Il regale e visionario Racconto dei Racconti (2015) ha rappresentato una pagina importantissima del cinema italiano contemporaneo, pagina che ora si pone in dialogo diretto con Pinocchio, progetto da sempre palpitante nella fantasia del regista: «Ho iniziato a disegnare la storia di Pinocchio quando avevo sei anni, è un racconto che mi accompagna da allora. Come regista, era difficile resistere alla tentazione di farci un film», spiega Garrone in conferenza stampa.
La realizzazione ha poi necessitato di un lavoro monumentale, partendo dalla ricerca dei volti più adatti e dei luoghi maggiormente in linea con l’estetica della storia.

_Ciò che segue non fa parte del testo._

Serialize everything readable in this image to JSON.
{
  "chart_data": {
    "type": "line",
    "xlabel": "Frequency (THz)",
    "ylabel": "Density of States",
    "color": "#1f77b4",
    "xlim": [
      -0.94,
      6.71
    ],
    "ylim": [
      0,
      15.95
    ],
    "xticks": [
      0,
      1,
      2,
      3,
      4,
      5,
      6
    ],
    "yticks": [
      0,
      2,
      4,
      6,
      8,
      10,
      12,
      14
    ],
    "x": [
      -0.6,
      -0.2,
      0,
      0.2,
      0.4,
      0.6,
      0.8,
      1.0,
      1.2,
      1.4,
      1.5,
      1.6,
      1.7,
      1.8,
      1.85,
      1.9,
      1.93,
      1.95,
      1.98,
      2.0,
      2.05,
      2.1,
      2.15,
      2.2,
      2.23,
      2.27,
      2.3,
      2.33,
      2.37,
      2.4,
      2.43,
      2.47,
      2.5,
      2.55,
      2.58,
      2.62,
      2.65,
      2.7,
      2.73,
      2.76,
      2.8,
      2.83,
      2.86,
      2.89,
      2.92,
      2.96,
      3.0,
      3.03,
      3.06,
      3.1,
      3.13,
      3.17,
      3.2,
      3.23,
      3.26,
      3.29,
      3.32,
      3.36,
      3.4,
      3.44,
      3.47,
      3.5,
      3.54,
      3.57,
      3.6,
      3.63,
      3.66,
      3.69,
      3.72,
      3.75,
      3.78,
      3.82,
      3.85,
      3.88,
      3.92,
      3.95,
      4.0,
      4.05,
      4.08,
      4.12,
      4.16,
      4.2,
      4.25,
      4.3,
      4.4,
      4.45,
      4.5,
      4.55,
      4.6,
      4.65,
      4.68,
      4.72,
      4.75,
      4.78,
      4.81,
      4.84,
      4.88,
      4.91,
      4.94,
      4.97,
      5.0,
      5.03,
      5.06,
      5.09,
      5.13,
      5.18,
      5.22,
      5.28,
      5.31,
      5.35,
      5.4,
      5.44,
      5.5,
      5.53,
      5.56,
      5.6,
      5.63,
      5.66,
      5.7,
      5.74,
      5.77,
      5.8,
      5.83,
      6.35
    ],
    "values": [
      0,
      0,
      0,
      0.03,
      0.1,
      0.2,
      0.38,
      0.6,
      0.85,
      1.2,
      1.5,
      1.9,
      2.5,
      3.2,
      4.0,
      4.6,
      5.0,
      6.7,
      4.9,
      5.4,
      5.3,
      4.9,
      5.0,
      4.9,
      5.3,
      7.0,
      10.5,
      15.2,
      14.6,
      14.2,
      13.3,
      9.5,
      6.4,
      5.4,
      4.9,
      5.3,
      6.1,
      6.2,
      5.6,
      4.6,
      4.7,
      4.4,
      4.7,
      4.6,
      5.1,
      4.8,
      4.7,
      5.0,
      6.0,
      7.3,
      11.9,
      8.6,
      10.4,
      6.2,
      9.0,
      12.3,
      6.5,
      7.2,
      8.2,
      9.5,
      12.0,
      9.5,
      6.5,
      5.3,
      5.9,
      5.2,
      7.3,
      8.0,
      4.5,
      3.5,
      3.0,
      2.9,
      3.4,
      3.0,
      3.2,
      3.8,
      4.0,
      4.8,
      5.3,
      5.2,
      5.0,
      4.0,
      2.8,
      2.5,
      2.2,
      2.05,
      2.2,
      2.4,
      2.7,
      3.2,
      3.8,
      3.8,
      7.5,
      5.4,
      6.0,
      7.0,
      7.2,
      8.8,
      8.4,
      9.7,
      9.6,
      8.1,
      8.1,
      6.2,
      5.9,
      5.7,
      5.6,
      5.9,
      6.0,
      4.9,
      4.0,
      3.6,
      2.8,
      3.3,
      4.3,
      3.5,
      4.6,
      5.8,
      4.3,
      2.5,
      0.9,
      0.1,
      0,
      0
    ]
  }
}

Se Il Racconto dei Racconti sembra costruirsi attorno al romanticismo decadente e surreale della fotografia di Tim Walker, Pinocchio assume le sembianze di un quadro dei Macchiaioli, artisti toscani attivi nella seconda metà dell’Ottocento, famosi per prediligere il verismo della vita quotidiana fra casolari in rovina e campi di grano, che per il film rivivono in luoghi rigorosamente italiani, sparsi tra Lazio, Puglia e Toscana.
La storia del burattino dal cuore d’oro ma dalla testa di legno può essere letta attraverso mille chiavi diverse, ma Garrone ha voluto portare in scena il racconto nella più elegante e classica delle sue forme, prendendo ispirazione dalle illustrazioni di Enrico Mazzanti e dall’indimenticato sceneggiato di Luigi Comencini del 1972. Roberto Benigni, già Pinocchio nel suo film del 2002, nei panni di Geppetto riserva dei momenti dall’immediata empatia, con un ruolo-metafora sull’amore paterno, affiancato da attori come Gigi Proietti, Massimo Ceccherini e Rocco Papaleo.
Pinocchio può e deve definirsi un film corale in cui il cast artistico, trasformato dall’impressionante trucco prostatico di Mark Coulier, immerso nella fotografia di Nicolaj Bruel e nelle inconfondibili e sognanti melodie di Dario Marianelli, viene mosso dai fili (è proprio il caso di dirlo) di eccellenti maestranze tecniche. Un perfetto blockbuster italiano per questo Natale.